Each Data Lake cluster is represented by an entry on the Data Lakes page. To get more information about a specific Data Lake cluster, click on the tile representing your cluster.
Environment Details
This section includes information related to the CDP environment in which the Data Lake cluster is running:
Item | Description |
---|---|
Cloud Provider | The logo of the cloud provider where the cluster is running. |
Name | The name of the environment used to create the cluster. |
Credential | The name of the credential used to create the cluster. |
Region | The region in which the cluster is running in the cloud provider infrastructure. |
Availability Zone | The availability zone within the region in which the cluster is running. |
Services
Click logos in the Services section to open the user interface for the components that are running in the Data Lake cluster.
Cloudera Manager Info
The Cloudera Manager Info section provides the following information:
Item | Description |
---|---|
CM URL | Link to the Cloudera Manager web UI. |
CM Version | The Cloudera Manager version which the cluster is currently running. |
Platform Version | The Cloudera Runtime platform version which the cluster is currently running. |
Event History and other tabs
The Data Lake page provides additional details organized in tabs, starting with the Event History tab:
Item | Description |
---|---|
Event History | Events logged for the cluster, with the most recent event at the top.
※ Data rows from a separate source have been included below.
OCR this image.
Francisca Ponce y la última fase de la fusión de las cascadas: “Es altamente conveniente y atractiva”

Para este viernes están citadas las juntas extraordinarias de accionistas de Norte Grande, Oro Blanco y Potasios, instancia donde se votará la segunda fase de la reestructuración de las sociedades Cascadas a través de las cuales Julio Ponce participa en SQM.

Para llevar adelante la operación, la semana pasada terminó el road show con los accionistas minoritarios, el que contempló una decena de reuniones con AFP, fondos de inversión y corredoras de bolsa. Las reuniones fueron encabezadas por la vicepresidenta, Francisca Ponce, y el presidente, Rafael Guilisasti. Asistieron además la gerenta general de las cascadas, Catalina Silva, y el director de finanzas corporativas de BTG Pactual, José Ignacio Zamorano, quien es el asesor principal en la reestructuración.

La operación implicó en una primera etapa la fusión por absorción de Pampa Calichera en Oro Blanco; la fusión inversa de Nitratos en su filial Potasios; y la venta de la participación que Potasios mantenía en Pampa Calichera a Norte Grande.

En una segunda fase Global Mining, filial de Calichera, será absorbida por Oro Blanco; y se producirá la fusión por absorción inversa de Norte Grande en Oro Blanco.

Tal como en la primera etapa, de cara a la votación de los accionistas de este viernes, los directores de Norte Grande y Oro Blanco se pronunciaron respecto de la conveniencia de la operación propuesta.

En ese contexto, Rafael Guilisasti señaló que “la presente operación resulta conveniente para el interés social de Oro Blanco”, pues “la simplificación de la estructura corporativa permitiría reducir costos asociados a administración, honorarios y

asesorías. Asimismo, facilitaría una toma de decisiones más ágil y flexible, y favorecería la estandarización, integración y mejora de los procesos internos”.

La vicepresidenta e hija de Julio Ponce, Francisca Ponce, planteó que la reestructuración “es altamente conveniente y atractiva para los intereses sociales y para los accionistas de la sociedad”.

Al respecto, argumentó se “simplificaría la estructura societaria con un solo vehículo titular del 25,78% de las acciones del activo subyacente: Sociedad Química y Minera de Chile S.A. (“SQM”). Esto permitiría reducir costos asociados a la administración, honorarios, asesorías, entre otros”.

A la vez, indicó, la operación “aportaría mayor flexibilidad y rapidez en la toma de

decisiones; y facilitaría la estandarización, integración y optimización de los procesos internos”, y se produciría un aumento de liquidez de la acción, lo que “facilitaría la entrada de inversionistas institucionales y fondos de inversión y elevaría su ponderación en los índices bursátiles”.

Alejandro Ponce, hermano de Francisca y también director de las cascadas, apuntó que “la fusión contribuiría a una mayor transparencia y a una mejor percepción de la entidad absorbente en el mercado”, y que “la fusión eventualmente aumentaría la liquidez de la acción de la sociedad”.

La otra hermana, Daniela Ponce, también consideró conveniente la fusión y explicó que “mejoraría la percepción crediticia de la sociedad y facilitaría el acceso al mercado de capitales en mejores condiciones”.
The Download option allows you to download the event history to a local file. The events are formatted in JSON and compressed. |
Hardware | Information about your cluster instances: instance names, instance IDs, instance types, their status, fully qualified domain names (FQDNs), and private and public IP addresses. Click to access information about the instance, storage, image, and packages installed on the image. |
Cloud Storage | External storage locations for database and files used by Data Lake services, such as HMS database, Ranger audit database, HBase files (storage for Atlas metadata). |
Tags | User-defined tags, listed in the order they were added. |
Endpoints | Endpoints for various cluster services, such as the URL for the Ranger user interface for defining data access policies. |
Recipes | Future home of a list of custom scripts attached to this Data Lake. Each "recipe" lists its name, type, and the host group on which it was executed. |
Attached clusters | The workload clusters using the services of this Data Lake; this information repeats the list of clusters found in the other tabs of this CDP Environment. |
Repository Details | Cloudera Manager and Cloudera Runtime repository information, in more detail than shown in the Cloudera Manager Info section. |
Image Details | Cluster node base image details. |
Network | Names of the network and subnet in which the cluster is running and the links to the related cloud provider console |
Telemetry | The instance profile and cloud storage location specified during environment setup under Log Storage and Audits for service logs. |
Show CLI Command
You can click the Show CLI Command button to review the CLI command used to create the Data Lake, and copy it if you want to create a similar Data Lake through the CDP CLI. Ensure that any Data Lake that you create has a unique name. For more information on the CDP CLI commands to create a Data Lake, review the CLI documentation for Data Lakes.